Calcium is a calming and relaxing mineral. This means that when the body has a sufficient level of calcium, there will be better production of vital neurosmitters such as serotin and dopamine. “Calcium helps the brain use the amino acid tryptophan to manufacture the sleep-inducing substance melatonin,” says William Sears, M.D. “This explains why dairy products, which contain both tryptophan and calcium, are one of the top sleep-inducing foods.”
Many health experts have advised that daily consumption of about 1000-2000mg of calcium (and 500-600mg of magnesium) creates a blood content that seems to prevent bone calcium loss and a healthy balance.
Magnesium for better sleep
When we sleep poorly and wake up in the middle of the night, the problem could be magnesium deficiency. Among its many good qualities, magnesium has a calming effect on the nervous system. In fact, magnesium has recently received considerable attention as an inexpensive dietary supplement that can resolve many sleep disturbances.
According to experts over 200 published clinical studies document the importance of magnesium in America to date. Many of these studies were completed within the last decade. This strengthens the theory that changes in our diet have further depleted our bodies’ natural reserves of magnesium.
Magnesium is considered the “anti-stress” mineral as it is a natural tranquilizer. Stress depletes magnesium. When our magnesium levels are low, our nervous system gets out of balance and we feel on edge. When we are anxious our muscles start to (unconsciously) tighten. As a result our mind and body become tense impacting our mood in the day time and sleep in the night time.
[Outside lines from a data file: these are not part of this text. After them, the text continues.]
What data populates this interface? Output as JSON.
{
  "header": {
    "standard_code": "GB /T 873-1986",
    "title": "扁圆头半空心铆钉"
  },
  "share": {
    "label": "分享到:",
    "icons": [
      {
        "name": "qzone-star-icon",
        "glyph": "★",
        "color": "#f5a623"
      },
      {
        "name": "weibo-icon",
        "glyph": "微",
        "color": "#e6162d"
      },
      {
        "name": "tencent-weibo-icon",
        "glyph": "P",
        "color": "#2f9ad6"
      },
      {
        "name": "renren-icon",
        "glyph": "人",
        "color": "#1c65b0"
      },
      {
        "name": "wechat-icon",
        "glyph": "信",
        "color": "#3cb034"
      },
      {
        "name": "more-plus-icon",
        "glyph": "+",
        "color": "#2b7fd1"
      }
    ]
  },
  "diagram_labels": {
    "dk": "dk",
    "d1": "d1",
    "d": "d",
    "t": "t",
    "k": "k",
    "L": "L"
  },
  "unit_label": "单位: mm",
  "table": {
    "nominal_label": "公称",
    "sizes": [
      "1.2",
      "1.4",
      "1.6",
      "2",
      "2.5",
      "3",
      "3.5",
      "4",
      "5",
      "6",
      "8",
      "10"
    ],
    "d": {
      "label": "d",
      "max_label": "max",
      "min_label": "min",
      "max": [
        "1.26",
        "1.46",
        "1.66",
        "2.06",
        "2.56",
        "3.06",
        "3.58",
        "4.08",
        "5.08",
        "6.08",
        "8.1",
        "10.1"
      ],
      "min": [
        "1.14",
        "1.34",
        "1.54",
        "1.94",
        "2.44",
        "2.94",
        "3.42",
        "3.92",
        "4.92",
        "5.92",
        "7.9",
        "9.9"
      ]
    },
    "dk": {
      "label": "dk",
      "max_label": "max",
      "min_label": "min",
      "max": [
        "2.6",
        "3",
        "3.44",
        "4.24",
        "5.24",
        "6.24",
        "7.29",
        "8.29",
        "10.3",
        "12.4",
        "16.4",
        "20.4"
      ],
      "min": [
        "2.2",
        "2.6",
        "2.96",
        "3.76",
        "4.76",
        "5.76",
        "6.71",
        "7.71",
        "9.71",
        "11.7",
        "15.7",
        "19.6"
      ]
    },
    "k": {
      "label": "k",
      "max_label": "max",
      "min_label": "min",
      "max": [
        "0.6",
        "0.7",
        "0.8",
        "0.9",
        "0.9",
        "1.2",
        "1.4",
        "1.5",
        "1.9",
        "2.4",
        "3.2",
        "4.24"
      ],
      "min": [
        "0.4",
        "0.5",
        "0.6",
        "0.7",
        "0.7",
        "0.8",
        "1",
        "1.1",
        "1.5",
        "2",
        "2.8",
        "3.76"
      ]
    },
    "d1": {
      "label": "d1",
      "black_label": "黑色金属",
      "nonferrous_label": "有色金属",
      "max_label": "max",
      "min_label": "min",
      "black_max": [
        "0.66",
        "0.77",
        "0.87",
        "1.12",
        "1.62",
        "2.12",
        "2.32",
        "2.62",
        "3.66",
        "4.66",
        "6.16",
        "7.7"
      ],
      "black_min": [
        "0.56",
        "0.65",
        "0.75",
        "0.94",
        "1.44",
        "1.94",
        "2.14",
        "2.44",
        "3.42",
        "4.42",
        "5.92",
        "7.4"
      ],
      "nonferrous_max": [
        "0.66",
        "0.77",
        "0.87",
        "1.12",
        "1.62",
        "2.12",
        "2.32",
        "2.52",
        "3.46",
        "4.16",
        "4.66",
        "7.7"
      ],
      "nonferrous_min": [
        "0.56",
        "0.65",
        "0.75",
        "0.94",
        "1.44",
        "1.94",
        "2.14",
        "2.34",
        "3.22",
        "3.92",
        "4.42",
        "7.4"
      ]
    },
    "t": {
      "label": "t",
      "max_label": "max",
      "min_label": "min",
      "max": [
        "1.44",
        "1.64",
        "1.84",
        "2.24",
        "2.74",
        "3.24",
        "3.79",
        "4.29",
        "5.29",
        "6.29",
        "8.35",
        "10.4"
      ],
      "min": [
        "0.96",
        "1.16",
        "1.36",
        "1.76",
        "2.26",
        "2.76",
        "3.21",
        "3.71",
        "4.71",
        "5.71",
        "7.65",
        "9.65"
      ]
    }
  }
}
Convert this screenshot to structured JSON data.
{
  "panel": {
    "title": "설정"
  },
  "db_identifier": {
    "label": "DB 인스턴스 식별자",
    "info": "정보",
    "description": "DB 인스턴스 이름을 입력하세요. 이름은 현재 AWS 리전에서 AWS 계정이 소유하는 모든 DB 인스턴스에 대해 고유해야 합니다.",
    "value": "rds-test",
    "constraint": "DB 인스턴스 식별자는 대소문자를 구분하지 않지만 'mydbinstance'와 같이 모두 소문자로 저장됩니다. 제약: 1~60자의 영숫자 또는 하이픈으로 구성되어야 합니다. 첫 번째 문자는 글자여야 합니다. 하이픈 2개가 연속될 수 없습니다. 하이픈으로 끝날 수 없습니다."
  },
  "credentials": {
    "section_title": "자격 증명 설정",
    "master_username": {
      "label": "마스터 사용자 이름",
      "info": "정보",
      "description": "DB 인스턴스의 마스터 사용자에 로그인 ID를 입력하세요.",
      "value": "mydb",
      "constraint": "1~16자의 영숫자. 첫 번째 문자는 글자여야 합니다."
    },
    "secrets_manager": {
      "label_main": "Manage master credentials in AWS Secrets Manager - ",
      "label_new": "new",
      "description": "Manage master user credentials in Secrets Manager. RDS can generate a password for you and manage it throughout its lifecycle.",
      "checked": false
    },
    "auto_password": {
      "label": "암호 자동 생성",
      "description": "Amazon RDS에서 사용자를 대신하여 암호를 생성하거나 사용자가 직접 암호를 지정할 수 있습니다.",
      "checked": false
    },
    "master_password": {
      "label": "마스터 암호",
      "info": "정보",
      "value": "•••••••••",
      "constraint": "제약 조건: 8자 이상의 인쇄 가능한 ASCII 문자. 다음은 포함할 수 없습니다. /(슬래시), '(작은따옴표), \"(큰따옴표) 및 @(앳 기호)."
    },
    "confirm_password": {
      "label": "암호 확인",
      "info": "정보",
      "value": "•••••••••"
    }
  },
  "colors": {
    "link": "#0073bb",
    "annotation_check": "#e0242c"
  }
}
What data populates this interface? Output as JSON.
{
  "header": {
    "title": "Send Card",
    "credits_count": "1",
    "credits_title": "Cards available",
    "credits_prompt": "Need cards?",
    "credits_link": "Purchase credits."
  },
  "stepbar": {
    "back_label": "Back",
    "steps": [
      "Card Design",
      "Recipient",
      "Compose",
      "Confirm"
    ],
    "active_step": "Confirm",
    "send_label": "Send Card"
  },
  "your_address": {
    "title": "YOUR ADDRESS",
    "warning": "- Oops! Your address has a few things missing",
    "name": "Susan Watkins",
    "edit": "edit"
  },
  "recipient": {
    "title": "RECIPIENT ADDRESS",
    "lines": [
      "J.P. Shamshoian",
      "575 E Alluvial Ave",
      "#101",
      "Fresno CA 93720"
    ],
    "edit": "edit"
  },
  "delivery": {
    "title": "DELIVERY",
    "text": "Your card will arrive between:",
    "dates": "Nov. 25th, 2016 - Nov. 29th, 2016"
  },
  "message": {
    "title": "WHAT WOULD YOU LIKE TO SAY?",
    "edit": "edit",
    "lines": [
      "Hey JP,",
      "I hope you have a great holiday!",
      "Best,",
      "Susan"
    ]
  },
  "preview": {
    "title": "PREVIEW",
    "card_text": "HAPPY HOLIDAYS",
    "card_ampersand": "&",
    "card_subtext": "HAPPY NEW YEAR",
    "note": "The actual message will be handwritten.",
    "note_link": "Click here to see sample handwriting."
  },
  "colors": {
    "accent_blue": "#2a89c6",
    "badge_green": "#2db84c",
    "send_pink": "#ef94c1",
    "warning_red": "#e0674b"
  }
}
Interestingly, when magnesium levels are low we might wake up not feeling refreshed. When we sleep, muscle groups move and stretch, in preparation for the next day’s activity. However, magnesium works with the calcium in our bodies to help our muscles first contract and then relax again. Muscles contract with the help of stored calcium. Magnesium is the mineral that helps them relax. Without enough magnesium, muscles are unable to relax fully after contraction and night time muscle cramps develop, causing another sleep disruption.
Studies suggest that magnesium deficiency may also be one of the causes of poor sleep and even insomnia. Magnesium eases anxiety, relaxes muscles and nerves resulting in better quality sleep.